If you are truly flexible and able to allow a work from home situation, you have the wonderful opportunity to help another and I say to just put it out there for your friend that she has a friend and supporter. As a person with PTSD, it would have meant the world to me for my former employer and co-workers to be supportive of me as not only as a valuable team mate, but as a human being with a personal life as well.
 
I'd love for her to come back, both because I think it's important for her personally and because she's a valuable member of our team here.
I'd also like to better understand some of the issues and fears that have held others back because I'd like to find ways to address them or mitigate them.

Hi,
Thank you so much for posting here and I just wanted to say that you touched me in way that was more than a little surprising to me. I struggle to think that anyone genuinely cares and is willing to see past the PTSD to the talents and human being beyond. I am totally stumped as to why you got some of the responses you did and hope it doesn't leave too much of a bad taste with you about all of this.

I see zero in what you wrote as codependent, harassing or any of the other things that quite frankly make less than no sense to me personally. The assumption that merely putting options to her and wanting to understand the issue more is these things is to me an assumption that she can't make her own decisions. Members deciding for her that having these things offered is not good for her rather than letting her do so.

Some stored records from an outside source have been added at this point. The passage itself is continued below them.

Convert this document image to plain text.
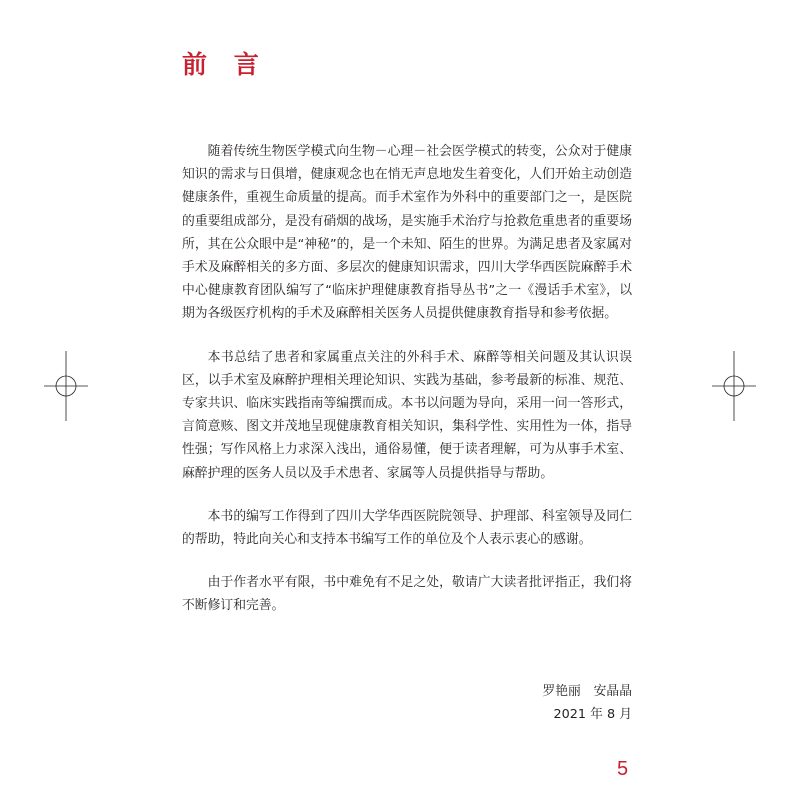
前 言

随着传统生物医学模式向生物－心理－社会医学模式的转变，公众对于健康知识的需求与日俱增，健康观念也在悄无声息地发生着变化，人们开始主动创造健康条件，重视生命质量的提高。而手术室作为外科中的重要部门之一，是医院的重要组成部分，是没有硝烟的战场，是实施手术治疗与抢救危重患者的重要场所，其在公众眼中是“神秘”的，是一个未知、陌生的世界。为满足患者及家属对手术及麻醉相关的多方面、多层次的健康知识需求，四川大学华西医院麻醉手术中心健康教育团队编写了“临床护理健康教育指导丛书”之一《漫话手术室》，以期为各级医疗机构的手术及麻醉相关医务人员提供健康教育指导和参考依据。

本书总结了患者和家属重点关注的外科手术、麻醉等相关问题及其认识误区，以手术室及麻醉护理相关理论知识、实践为基础，参考最新的标准、规范、专家共识、临床实践指南等编撰而成。本书以问题为导向，采用一问一答形式，言简意赅、图文并茂地呈现健康教育相关知识，集科学性、实用性为一体，指导性强；写作风格上力求深入浅出，通俗易懂，便于读者理解，可为从事手术室、麻醉护理的医务人员以及手术患者、家属等人员提供指导与帮助。

本书的编写工作得到了四川大学华西医院院领导、护理部、科室领导及同仁的帮助，特此向关心和支持本书编写工作的单位及个人表示衷心的感谢。

由于作者水平有限，书中难免有不足之处，敬请广大读者批评指正，我们将不断修订和完善。

罗艳丽　安晶晶
2021 年 8 月
5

I too have had employees who I have greatly valued for their skills and personality and whose welfare I have cared about as a result of that and as result of having a good and friendly colleague/friendship relationship with them. There have been a couple with extra requirements that I have happily managed to work around and it worked out well for all.

These are common things that can hold someone with PTSD back from attempting work:
*Shame at not being able to perform at the previous level.
*Inability to be consistent.There is often no forewarning to when one has an attack and that can make us unreliable, potentially late and sometimes unable to be around others.
*Noise and too much interaction with others can be strain.
*Less ability to deal with conflict or aggressive/high pressure situations.

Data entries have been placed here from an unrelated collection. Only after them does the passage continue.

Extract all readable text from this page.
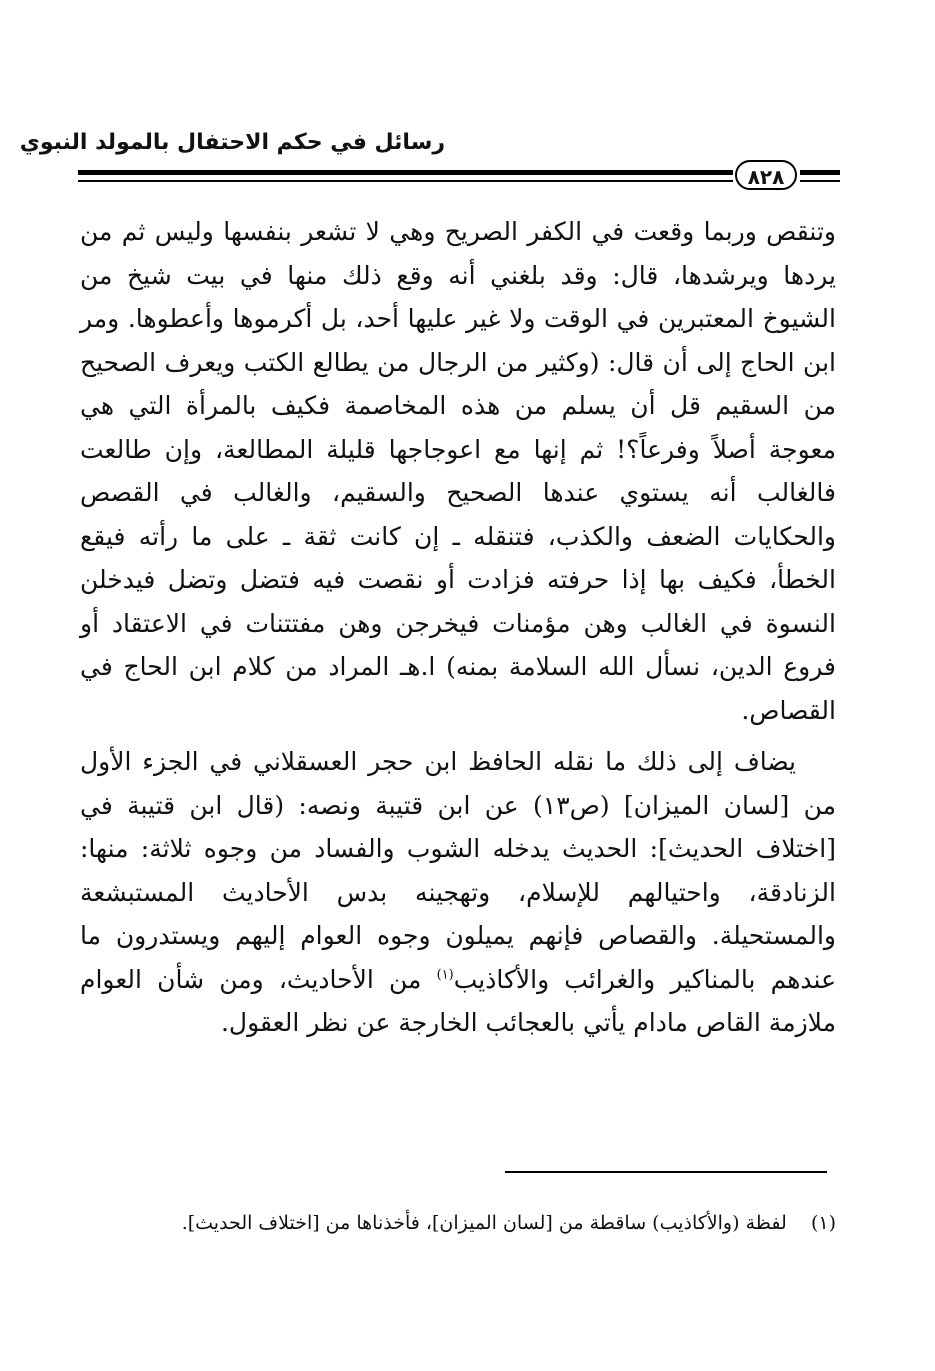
رسائل في حكم الاحتفال بالمولد النبوي
٨٢٨

وتنقص وربما وقعت في الكفر الصريح وهي لا تشعر بنفسها وليس ثم من يردها ويرشدها، قال: وقد بلغني أنه وقع ذلك منها في بيت شيخ من الشيوخ المعتبرين في الوقت ولا غير عليها أحد، بل أكرموها وأعطوها. ومر ابن الحاج إلى أن قال: (وكثير من الرجال من يطالع الكتب ويعرف الصحيح من السقيم قل أن يسلم من هذه المخاصمة فكيف بالمرأة التي هي معوجة أصلاً وفرعاً؟! ثم إنها مع اعوجاجها قليلة المطالعة، وإن طالعت فالغالب أنه يستوي عندها الصحيح والسقيم، والغالب في القصص والحكايات الضعف والكذب، فتنقله ـ إن كانت ثقة ـ على ما رأته فيقع الخطأ، فكيف بها إذا حرفته فزادت أو نقصت فيه فتضل وتضل فيدخلن النسوة في الغالب وهن مؤمنات فيخرجن وهن مفتتنات في الاعتقاد أو فروع الدين، نسأل الله السلامة بمنه) ا.هـ المراد من كلام ابن الحاج في القصاص.

يضاف إلى ذلك ما نقله الحافظ ابن حجر العسقلاني في الجزء الأول من [لسان الميزان] (ص١٣) عن ابن قتيبة ونصه: (قال ابن قتيبة في [اختلاف الحديث]: الحديث يدخله الشوب والفساد من وجوه ثلاثة: منها: الزنادقة، واحتيالهم للإسلام، وتهجينه بدس الأحاديث المستبشعة والمستحيلة. والقصاص فإنهم يميلون وجوه العوام إليهم ويستدرون ما عندهم بالمناكير والغرائب والأكاذيب$^{(١)}$ من الأحاديث، ومن شأن العوام ملازمة القاص مادام يأتي بالعجائب الخارجة عن نظر العقول.

(١)    لفظة (والأكاذيب) ساقطة من [لسان الميزان]، فأخذناها من [اختلاف الحديث].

Realising these things could of course make you reconsider that there is way of her being able to manage this type of work.

There are sure to be other personal things that may be an issue. Some of those could be triggers that link back to her trauma and that would be personal to her.

She may not be able to work regardless but for some it can be enormously helpful if some accommodations are made to help facilitate these issues and for some working part time can be a help with recovery. That could well influence her decision to come back. If she decides it isn't something that she can do or that she wants to do then there is no harm done.

Thank you again from me personally. I am trying not to let some of the responses here undo what your post and you have given me.